The Case of the Civil War Cases
I know that I said I would start posting about my favourite show, Warehouse 13, but I have to break in first with an update about my internship at the Medford Historical Society. This summer, I have been doing a lot of work for them regarding their Civil War collection, even conducting research at the MOLLUS (Military Order of the Loyal Legion of the United States- a Civil War veterans’ organization for commissioned officers and their male descendants) archives housed at the Heritage Center in Philadelphia, PA. It was really enlightening in terms of their organizational structure, if not about Medford’s branch specifically. Sadly, while I was able to make some leads on some questions we at the Society have, I was not able to make any definite conclusions.
On my return, however, we began the daunting task of opening up the Civil War memorabilia cases (gifted to the Society in 1948 from the Grand Army of the Republic, or G.A.R., yet another Civil War veterans’ organization). The cases are heavy and contain a seemingly random assortment of objects (as you can see below):
(and before you ask the labels are, more often than not, completely unreadable)
These objects, laid out aesthetically, with no eye towards interpretation, had all been WIRED in, piece by piece, using copper. These wires have since embedded themselves into the wooden backing of the case or, in the cases of most of the soft lead bullets, into the artifact itself. The buttons are even more of a nightmare, since their shafts have been forced into the wood, almost as if they were sewn into the wood using the metal wire. And of course, with such a variety of objects contained in an enclosed space, things have been reacting horribly; most metals are rusting, if not completely oxidized already, the labels (as I mentioned above) are almost (or completely) disintegrating, and black mold runs rampant. Thus, we have been wearing gloves and surgical masks throughout the whole process.
(I’m not wearing gloves in this photo only because I needed the dexterity of my hands to remove the screws holding the frame for the glass in place. I assure you that I put them on as soon as the frames were removed)

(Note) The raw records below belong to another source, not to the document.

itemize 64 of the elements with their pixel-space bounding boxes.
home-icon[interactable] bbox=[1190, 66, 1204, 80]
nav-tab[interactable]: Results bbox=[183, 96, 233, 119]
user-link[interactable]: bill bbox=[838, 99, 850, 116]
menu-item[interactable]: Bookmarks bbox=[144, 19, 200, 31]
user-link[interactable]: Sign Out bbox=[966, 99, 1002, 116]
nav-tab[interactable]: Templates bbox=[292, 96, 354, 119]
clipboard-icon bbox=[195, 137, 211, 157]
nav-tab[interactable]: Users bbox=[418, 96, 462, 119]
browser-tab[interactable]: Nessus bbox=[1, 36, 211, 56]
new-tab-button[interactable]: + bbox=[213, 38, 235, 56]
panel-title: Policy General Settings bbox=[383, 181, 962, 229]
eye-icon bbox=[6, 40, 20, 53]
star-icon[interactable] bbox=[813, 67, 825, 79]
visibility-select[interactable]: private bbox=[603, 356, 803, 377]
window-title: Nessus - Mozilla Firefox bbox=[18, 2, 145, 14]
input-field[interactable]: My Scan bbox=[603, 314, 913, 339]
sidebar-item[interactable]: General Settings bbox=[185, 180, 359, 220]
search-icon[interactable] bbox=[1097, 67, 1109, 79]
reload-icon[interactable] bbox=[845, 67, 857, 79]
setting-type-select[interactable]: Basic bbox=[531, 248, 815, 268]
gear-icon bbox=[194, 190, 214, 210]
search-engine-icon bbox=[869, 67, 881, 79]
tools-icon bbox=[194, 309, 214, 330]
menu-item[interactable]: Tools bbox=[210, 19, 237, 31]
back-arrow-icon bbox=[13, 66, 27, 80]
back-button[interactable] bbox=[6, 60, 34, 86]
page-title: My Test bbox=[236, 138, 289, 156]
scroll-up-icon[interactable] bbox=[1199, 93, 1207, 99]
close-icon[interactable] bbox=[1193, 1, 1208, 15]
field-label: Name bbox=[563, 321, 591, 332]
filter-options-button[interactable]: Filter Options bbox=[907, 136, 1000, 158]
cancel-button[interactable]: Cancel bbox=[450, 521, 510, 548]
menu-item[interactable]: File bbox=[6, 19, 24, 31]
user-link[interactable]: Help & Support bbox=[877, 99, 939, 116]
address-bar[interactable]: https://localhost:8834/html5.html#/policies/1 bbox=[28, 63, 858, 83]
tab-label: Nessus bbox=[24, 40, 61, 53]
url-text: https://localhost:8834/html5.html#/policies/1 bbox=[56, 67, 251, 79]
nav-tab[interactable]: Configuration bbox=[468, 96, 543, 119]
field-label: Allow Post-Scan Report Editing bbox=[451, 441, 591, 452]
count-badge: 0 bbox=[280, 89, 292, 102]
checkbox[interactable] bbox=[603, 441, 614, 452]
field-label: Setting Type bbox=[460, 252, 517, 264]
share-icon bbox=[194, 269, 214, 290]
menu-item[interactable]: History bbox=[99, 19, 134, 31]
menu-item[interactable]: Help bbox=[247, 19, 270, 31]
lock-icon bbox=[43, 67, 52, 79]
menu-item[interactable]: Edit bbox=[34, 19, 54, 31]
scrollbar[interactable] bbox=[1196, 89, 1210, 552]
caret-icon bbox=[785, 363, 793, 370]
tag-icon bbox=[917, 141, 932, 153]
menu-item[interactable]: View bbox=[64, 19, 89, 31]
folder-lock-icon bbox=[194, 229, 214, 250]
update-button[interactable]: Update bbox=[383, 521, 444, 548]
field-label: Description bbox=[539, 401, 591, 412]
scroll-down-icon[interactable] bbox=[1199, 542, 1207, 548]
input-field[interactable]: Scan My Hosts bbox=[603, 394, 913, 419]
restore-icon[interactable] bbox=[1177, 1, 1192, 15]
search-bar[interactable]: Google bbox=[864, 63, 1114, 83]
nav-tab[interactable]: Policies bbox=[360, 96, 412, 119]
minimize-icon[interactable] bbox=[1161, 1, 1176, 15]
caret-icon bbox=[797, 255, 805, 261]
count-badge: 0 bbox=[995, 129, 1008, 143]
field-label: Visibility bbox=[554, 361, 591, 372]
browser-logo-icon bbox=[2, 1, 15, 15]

And finally, there is the issue of how they were mounted on the wall. They literally hang by (an admittedly rather thick) wire on hook screws, holding them to the wall in the alcove. Upon removing the first pair of panels, we learned that the wall had been painted after the cases were hung, which means that the artifacts have been exposed to the fumes, which has not helped their deterioration.
Now that the pieces are being removed, this is at the forefront of our minds, and we are working carefully to ensure the survival of these delicate items, which span from metal work (like buttons and bullets), to fabric, paper, and even natural items like chestnuts (no kidding, one panel had 3!!!) Obviously, storage will be an issue as we continue the project, but my site supervisor has a plan involving compartmentalized blue boxes from Gaylord, so we should be well-prepared.
In the long run, the items from each panel will not be kept together, but rather sorted into groups, depending on the types of objects that they are. For now, however, panels are being kept separate, at least until each object has been entered into PastPerfect, which itself will take a long time. There are a total of 7 cases, with 13 panels of these items, and so far only three of the panels have been emptied. the rest are still hanging, ready to be removed.
Once the panels have been taken down and the objects are all removed, we will re-cover the back of the cases with a new, lighter, backing. the plan is to then create temporary displays regarding Medford, which can be changed out periodically. Civil War will still be present in the exhibitions, but on a smaller scale. Currently, the plan is to keep a small section of the alcove devoted to Medford in the Civil War. A large case in the main exhibition hall, which already offers a Civil War display, would be re-done to focus on specific elements of the Civil War; likely what the soldiers carried. In this way, the Medford Historical Society can more aptly focus on their mission of maintaining and showcasing Medford’s city history.